Gli mostrò l'ologramma col conto alla rovescia: tredici giorni, due ore e spiccioli.
- E tu che ci fai qui? - non riuscì a evitare di balbettare per il freddo.
- Torniamo di là che fa un po' più caldo.
Si stava divertendo, era evidente. Lo seguì come un cucciolo: non aveva scelta. Si fermarono a poca distanza da dove si erano incontrati per la prima volta, usando un mobile rotto e rovesciato come sedile. Era gelido ma non c'era altro.
- Che cazzo ti ha detto il cervello per decidere di attraccare qui...
- Allora non hai capito – sbottò, meravigliandosi della grandezza delle nuvolette bianche che si formavano davanti alla sua bocca – non ho avuto scelta. Sono a secco!
- E pensavi di rifornirti qui?
- Non sapevo nulla di questo posto... visto da fuori è uguale agli altri. E non mi hai ancora detto cosa ci fai tu qui su questo rottame in caduta.
Morgan si strinse nelle spalle e spostò lo sguardo in giro, come se potesse trovare gli argomenti sulle lontane pareti spoglie che li circondavano.
- Faccio... cose...
Reticente, si disse. Glielo si leggeva in viso a chiare lettere. Lo incalzò e senza troppi sforzi riuscì a tirargli fuori qualcosa di più vicino alla verità. Era sbarcato da una nave col compito di razziare tutto il possibile mentre i suoi compagni, o per meglio dire complici, andavano a rifornirsi di protomateria lì vicino per tornare indietro.

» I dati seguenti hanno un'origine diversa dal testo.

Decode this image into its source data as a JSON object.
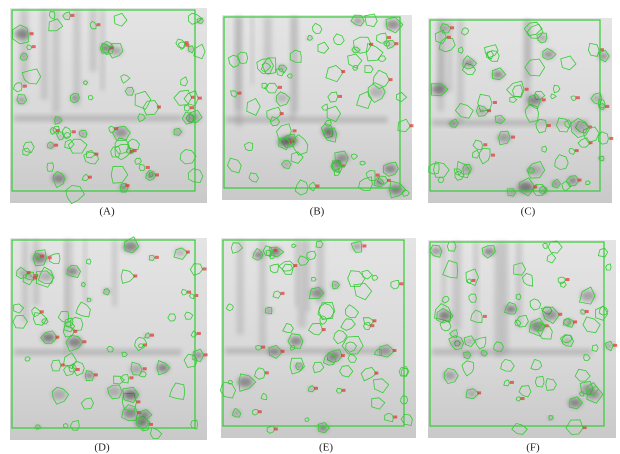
{
  "panels": [
    {
      "label": "(A)"
    },
    {
      "label": "(B)"
    },
    {
      "label": "(C)"
    },
    {
      "label": "(D)"
    },
    {
      "label": "(E)"
    },
    {
      "label": "(F)"
    }
  ]
}
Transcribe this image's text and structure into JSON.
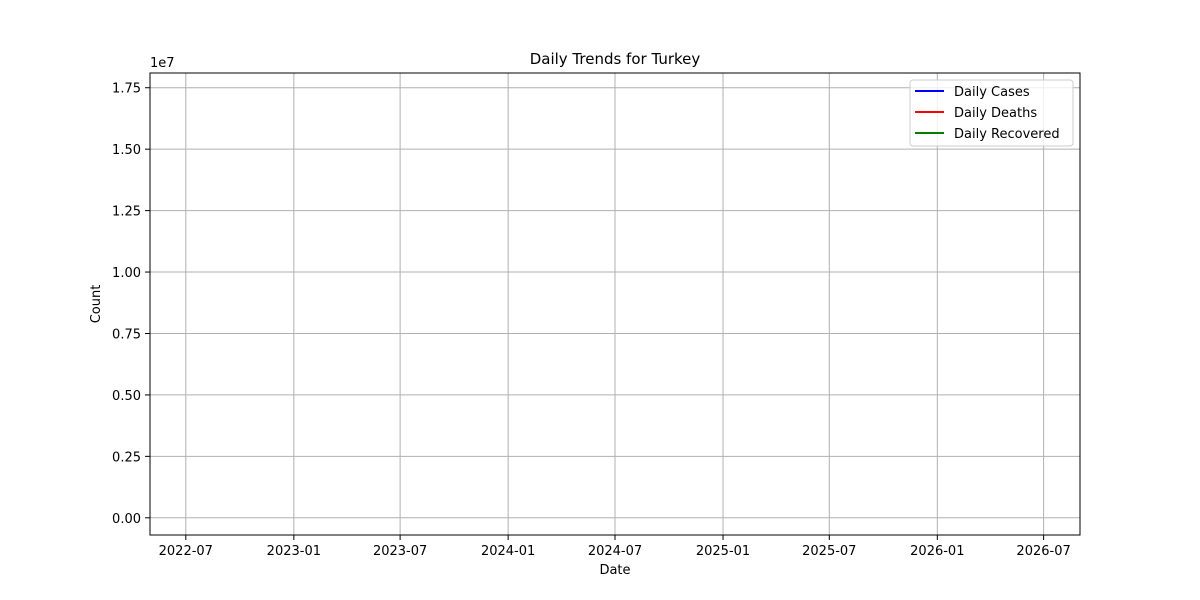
{
  "chart_data": {
    "type": "line",
    "title": "Daily Trends for Turkey",
    "xlabel": "Date",
    "ylabel": "Count",
    "y_scale_label": "1e7",
    "xlim": [
      "2022-05-01",
      "2026-09-01"
    ],
    "ylim": [
      -0.07,
      1.81
    ],
    "x_ticks": [
      "2022-07",
      "2023-01",
      "2023-07",
      "2024-01",
      "2024-07",
      "2025-01",
      "2025-07",
      "2026-01",
      "2026-07"
    ],
    "y_ticks": [
      0.0,
      0.25,
      0.5,
      0.75,
      1.0,
      1.25,
      1.5,
      1.75
    ],
    "y_tick_labels": [
      "0.00",
      "0.25",
      "0.50",
      "0.75",
      "1.00",
      "1.25",
      "1.50",
      "1.75"
    ],
    "grid": true,
    "legend_position": "top-right",
    "series": [
      {
        "name": "Daily Cases",
        "color": "#0000ff",
        "points": []
      },
      {
        "name": "Daily Deaths",
        "color": "#ff0000",
        "points": []
      },
      {
        "name": "Daily Recovered",
        "color": "#008000",
        "points": []
      }
    ]
  }
}
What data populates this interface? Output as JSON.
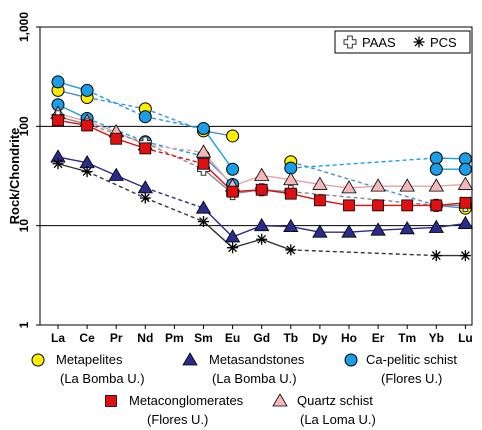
{
  "chart_data": {
    "type": "line",
    "ylabel": "Rock/Chondrite",
    "yscale": "log",
    "ylim": [
      1,
      1000
    ],
    "ytick_labels": [
      "1",
      "10",
      "100",
      "1,000"
    ],
    "gridlines_at": [
      10,
      100
    ],
    "categories": [
      "La",
      "Ce",
      "Pr",
      "Nd",
      "Pm",
      "Sm",
      "Eu",
      "Gd",
      "Tb",
      "Dy",
      "Ho",
      "Er",
      "Tm",
      "Yb",
      "Lu"
    ],
    "legend_top": [
      {
        "name": "PAAS"
      },
      {
        "name": "PCS"
      }
    ],
    "legend_bottom": [
      {
        "line1": "Metapelites",
        "line2": "(La Bomba U.)"
      },
      {
        "line1": "Metasandstones",
        "line2": "(La Bomba U.)"
      },
      {
        "line1": "Ca-pelitic schist",
        "line2": "(Flores U.)"
      },
      {
        "line1": "Metaconglomerates",
        "line2": "(Flores U.)"
      },
      {
        "line1": "Quartz schist",
        "line2": "(La Loma U.)"
      }
    ],
    "series": [
      {
        "key": "metapelites_a",
        "marker": "circle",
        "fill": "#ffee00",
        "line": "#4a8fd8",
        "dashed_gaps": true,
        "values": [
          230,
          195,
          null,
          150,
          null,
          90,
          80,
          null,
          null,
          null,
          null,
          null,
          null,
          null,
          null
        ]
      },
      {
        "key": "metapelites_b",
        "marker": "circle",
        "fill": "#ffee00",
        "line": "#4a8fd8",
        "dashed_gaps": true,
        "values": [
          null,
          null,
          null,
          null,
          null,
          null,
          null,
          null,
          44,
          null,
          null,
          null,
          null,
          16,
          15
        ]
      },
      {
        "key": "capelitic_a",
        "marker": "circle",
        "fill": "#1a9ee8",
        "line": "#1a9ee8",
        "dashed_gaps": true,
        "values": [
          280,
          230,
          null,
          125,
          null,
          95,
          37,
          null,
          null,
          null,
          null,
          null,
          null,
          null,
          null
        ]
      },
      {
        "key": "capelitic_b",
        "marker": "circle",
        "fill": "#1a9ee8",
        "line": "#1a9ee8",
        "dashed_gaps": true,
        "values": [
          165,
          120,
          null,
          70,
          null,
          50,
          26,
          null,
          null,
          null,
          null,
          null,
          null,
          null,
          null
        ]
      },
      {
        "key": "capelitic_c",
        "marker": "circle",
        "fill": "#1a9ee8",
        "line": "#1a9ee8",
        "dashed_gaps": true,
        "values": [
          null,
          null,
          null,
          null,
          null,
          null,
          null,
          null,
          38,
          null,
          null,
          null,
          null,
          48,
          47
        ]
      },
      {
        "key": "capelitic_d",
        "marker": "circle",
        "fill": "#1a9ee8",
        "line": "#1a9ee8",
        "dashed_gaps": true,
        "values": [
          null,
          null,
          null,
          null,
          null,
          null,
          null,
          null,
          null,
          null,
          null,
          null,
          null,
          37,
          37
        ]
      },
      {
        "key": "quartz",
        "marker": "triangle",
        "fill": "#f4b8b8",
        "line": "#e8a0a0",
        "dashed_gaps": true,
        "values": [
          135,
          112,
          88,
          65,
          null,
          55,
          25,
          32,
          29,
          26,
          24,
          25,
          25,
          25,
          26
        ]
      },
      {
        "key": "paas",
        "marker": "cross",
        "fill": "#ffffff",
        "line": "#888888",
        "dashed_gaps": true,
        "values": [
          125,
          105,
          null,
          68,
          null,
          37,
          21,
          23,
          22,
          null,
          null,
          null,
          null,
          16,
          16
        ]
      },
      {
        "key": "metaconglomerates",
        "marker": "square",
        "fill": "#e01010",
        "line": "#e01010",
        "dashed_gaps": true,
        "values": [
          115,
          102,
          75,
          60,
          null,
          42,
          22,
          23,
          21,
          18,
          16,
          16,
          16,
          16,
          17
        ]
      },
      {
        "key": "metasandstones",
        "marker": "triangle",
        "fill": "#2b2b8c",
        "line": "#2b2b8c",
        "dashed_gaps": true,
        "values": [
          49,
          43,
          32,
          24,
          null,
          15,
          7.7,
          10,
          9.8,
          8.6,
          8.6,
          9,
          9.3,
          9.6,
          10.5
        ]
      },
      {
        "key": "pcs",
        "marker": "star",
        "fill": "#000000",
        "line": "#333333",
        "dashed_gaps": true,
        "values": [
          42,
          35,
          null,
          19,
          null,
          11,
          6,
          7.3,
          5.7,
          null,
          null,
          null,
          null,
          5,
          5
        ]
      }
    ]
  }
}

- Ho trovato un sacco di roba ancora utilizzabile, sai? Ho pescato perfino un motivatore che si può interfacciare a una IA, roba che costa. Peccato che la porzione abitativa sia decompressa: chissà quante cose ci sono ancora lì dentro.
Estrasse di nuovo il bracciale olo e mostrò un secondo conto alla rovescia, a un paio d'ore appena dallo zero.
- Non manca molto ormai e i miei soci passeranno a prendermi: caricheremo tutto e arrivederci.